早朝にゴミをあさるカラス(東京都渋谷区 撮影/鈴木隆)

 ちなみに福岡市や大阪や東京の三鷹市の一部では、深夜や夜明け前にゴミを回収するため、朝、路上にゴミが山積みになっているということが無く、このような事態にはなっていないようです。
 先述の動画を撮影した渋谷区では、鷹匠によりカラスの追い払いを試みるなど様々な対策を行っています(テレビのニュースの映像では、タカに追い立てられるカラスの映像が映し出されていました)。
 現在、各自治体で多く採用されている対応策としては、ゴミ集積場にネットを用意してネットをかぶせるという方法があります。すべてのゴミにネットがかかるようにし、風にあおられないように重しを置くなど適切に使用すれば簡便低コストの対応策だといえます。自治体によっては、このようなネットを配布したり、収集時間を早めたり、折りたたみ式集積所ケースなどを開発するなどして対応しています。

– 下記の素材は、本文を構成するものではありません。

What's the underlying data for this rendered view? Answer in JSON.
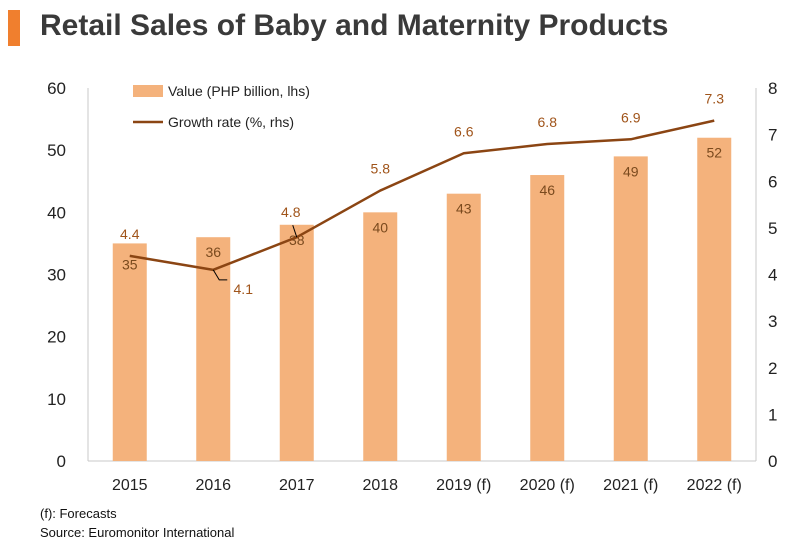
{
  "title": "Retail Sales of Baby and Maternity Products",
  "colors": {
    "accent": "#f07f2e",
    "bar": "#f4b27c",
    "line": "#8b4513",
    "title_text": "#3a3a3a",
    "bar_label": "#7a4a1e",
    "line_label": "#a0541a"
  },
  "chart_data": {
    "type": "bar",
    "categories": [
      "2015",
      "2016",
      "2017",
      "2018",
      "2019 (f)",
      "2020 (f)",
      "2021 (f)",
      "2022 (f)"
    ],
    "series": [
      {
        "name": "Value (PHP billion, lhs)",
        "type": "bar",
        "axis": "left",
        "values": [
          35,
          36,
          38,
          40,
          43,
          46,
          49,
          52
        ]
      },
      {
        "name": "Growth rate (%, rhs)",
        "type": "line",
        "axis": "right",
        "values": [
          4.4,
          4.1,
          4.8,
          5.8,
          6.6,
          6.8,
          6.9,
          7.3
        ]
      }
    ],
    "bar_labels": [
      "35",
      "36",
      "38",
      "40",
      "43",
      "46",
      "49",
      "52"
    ],
    "line_labels": [
      "4.4",
      "4.1",
      "4.8",
      "5.8",
      "6.6",
      "6.8",
      "6.9",
      "7.3"
    ],
    "y_left": {
      "lim": [
        0,
        60
      ],
      "ticks": [
        "0",
        "10",
        "20",
        "30",
        "40",
        "50",
        "60"
      ]
    },
    "y_right": {
      "lim": [
        0,
        8
      ],
      "ticks": [
        "0",
        "1",
        "2",
        "3",
        "4",
        "5",
        "6",
        "7",
        "8"
      ]
    },
    "legend_position": "top-left",
    "grid": false
  },
  "footnotes": {
    "forecast": "(f): Forecasts",
    "source": "Source: Euromonitor International"
  }
}
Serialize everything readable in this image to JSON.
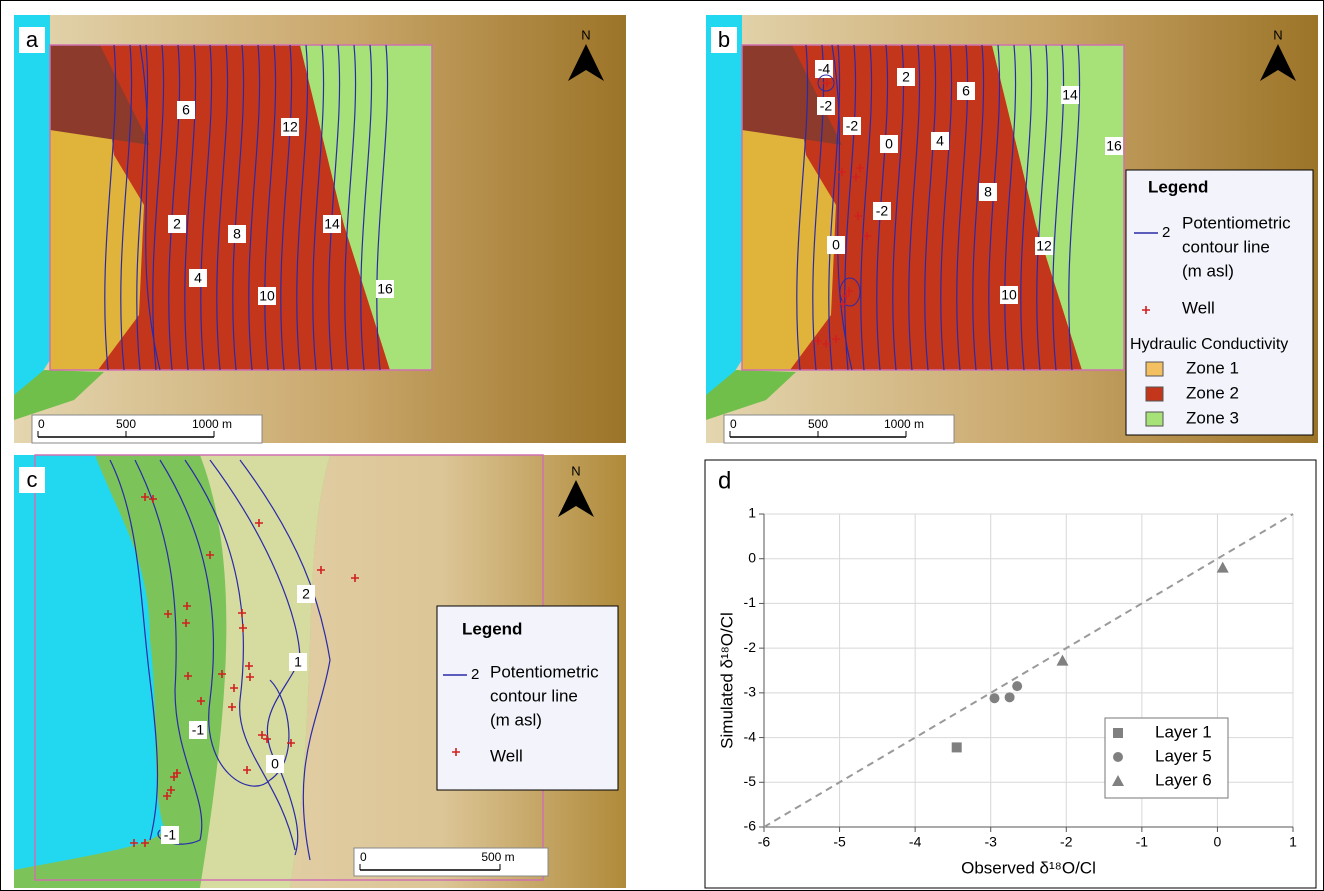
{
  "panels": [
    {
      "label": "a",
      "north": "N",
      "scale_labels": [
        "0",
        "500",
        "1000 m"
      ],
      "contour_labels": [
        "6",
        "12",
        "2",
        "8",
        "14",
        "4",
        "10",
        "16"
      ]
    },
    {
      "label": "b",
      "north": "N",
      "scale_labels": [
        "0",
        "500",
        "1000 m"
      ],
      "contour_labels": [
        "-4",
        "2",
        "6",
        "14",
        "-2",
        "-2",
        "0",
        "4",
        "16",
        "8",
        "-2",
        "0",
        "12",
        "10"
      ]
    },
    {
      "label": "c",
      "north": "N",
      "scale_labels": [
        "0",
        "500 m"
      ],
      "contour_labels": [
        "2",
        "1",
        "-1",
        "0",
        "-1"
      ]
    }
  ],
  "legend_b": {
    "title": "Legend",
    "line_sample": "2",
    "contour": [
      "Potentiometric",
      "contour line",
      "(m asl)"
    ],
    "well": "Well",
    "conductivity": "Hydraulic Conductivity",
    "zones": [
      "Zone 1",
      "Zone 2",
      "Zone 3"
    ]
  },
  "legend_c": {
    "title": "Legend",
    "line_sample": "2",
    "contour": [
      "Potentiometric",
      "contour line",
      "(m asl)"
    ],
    "well": "Well"
  },
  "chart_data": {
    "type": "scatter",
    "label": "d",
    "x_label": "Observed δ¹⁸O/Cl",
    "y_label": "Simulated δ¹⁸O/Cl",
    "xlim": [
      -6,
      1
    ],
    "ylim": [
      -6,
      1
    ],
    "xticks": [
      -6,
      -5,
      -4,
      -3,
      -2,
      -1,
      0,
      1
    ],
    "yticks": [
      -6,
      -5,
      -4,
      -3,
      -2,
      -1,
      0,
      1
    ],
    "grid": true,
    "series": [
      {
        "name": "Layer 1",
        "marker": "square",
        "color": "#808080",
        "x": [
          -3.45
        ],
        "values": [
          -4.22
        ]
      },
      {
        "name": "Layer 5",
        "marker": "circle",
        "color": "#808080",
        "x": [
          -2.95,
          -2.75,
          -2.65
        ],
        "values": [
          -3.12,
          -3.1,
          -2.85
        ]
      },
      {
        "name": "Layer 6",
        "marker": "triangle",
        "color": "#808080",
        "x": [
          -2.05,
          0.07
        ],
        "values": [
          -2.28,
          -0.2
        ]
      }
    ]
  }
}
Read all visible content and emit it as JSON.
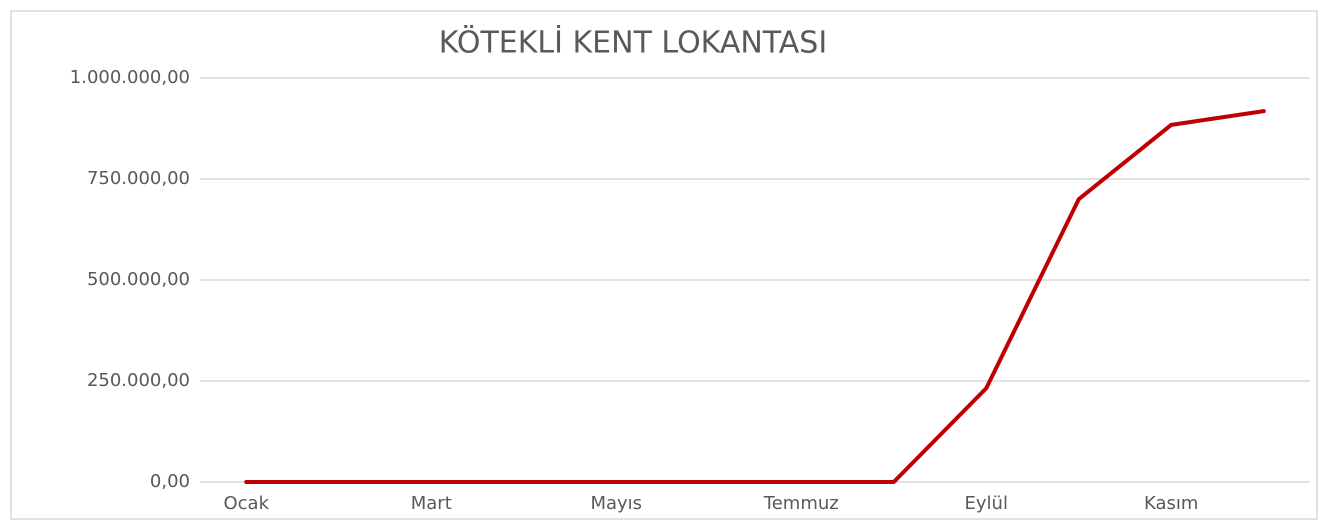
{
  "chart_data": {
    "type": "line",
    "title": "KÖTEKLİ KENT LOKANTASI",
    "categories": [
      "Ocak",
      null,
      "Mart",
      null,
      "Mayıs",
      null,
      "Temmuz",
      null,
      "Eylül",
      null,
      "Kasım",
      null
    ],
    "series": [
      {
        "name": "KÖTEKLİ KENT LOKANTASI",
        "color": "#c00000",
        "values": [
          0,
          0,
          0,
          0,
          0,
          0,
          0,
          0,
          232000,
          700000,
          884000,
          918000
        ]
      }
    ],
    "ylim": [
      0,
      1000000
    ],
    "yticks": [
      {
        "value": 0,
        "label": "0,00"
      },
      {
        "value": 250000,
        "label": "250.000,00"
      },
      {
        "value": 500000,
        "label": "500.000,00"
      },
      {
        "value": 750000,
        "label": "750.000,00"
      },
      {
        "value": 1000000,
        "label": "1.000.000,00"
      }
    ],
    "grid": true
  }
}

 このような事例を見てみると、人とカラスの軋轢(あつれき)も、人の行動ひとつで解決できるのかもしれません。それには、多くの人の協力と努力が必要になりますが……。

ハシボソガラス(宮城県名取市 撮影/中島朋成)
ハシボソガラス(宮城県名取市 撮影/中島朋成)

 さて、今回は身近なカラスについて見てきました。
 さまざまなものを利用して食べたり遊んだりしているカラス。ゴミを散らかす困った行動の一端は、人の生活に起因している可能性があることなどを考えると、少しはカラスに対する印象が変わってきませんか? カラスの悪い印象は、人の生活がその誘引となってしまったような気がするのは私だけでしょうか。

 地方にいた頃、田んぼのあぜ道でザリガニを食べているハシボソガラスを見かけました。都心でグルメなレストランから出た残飯をあさるカラスと自然の恵みを食べるカラス。どっちが幸せなのでしょうか?みなさんはどう思いますか?

 今回の話のいくつかは、ネット上の動画などで見ることのできるものもあります。著作権の問題もあり紹介できないのは残念なのですが、興味がある方は探してみてください。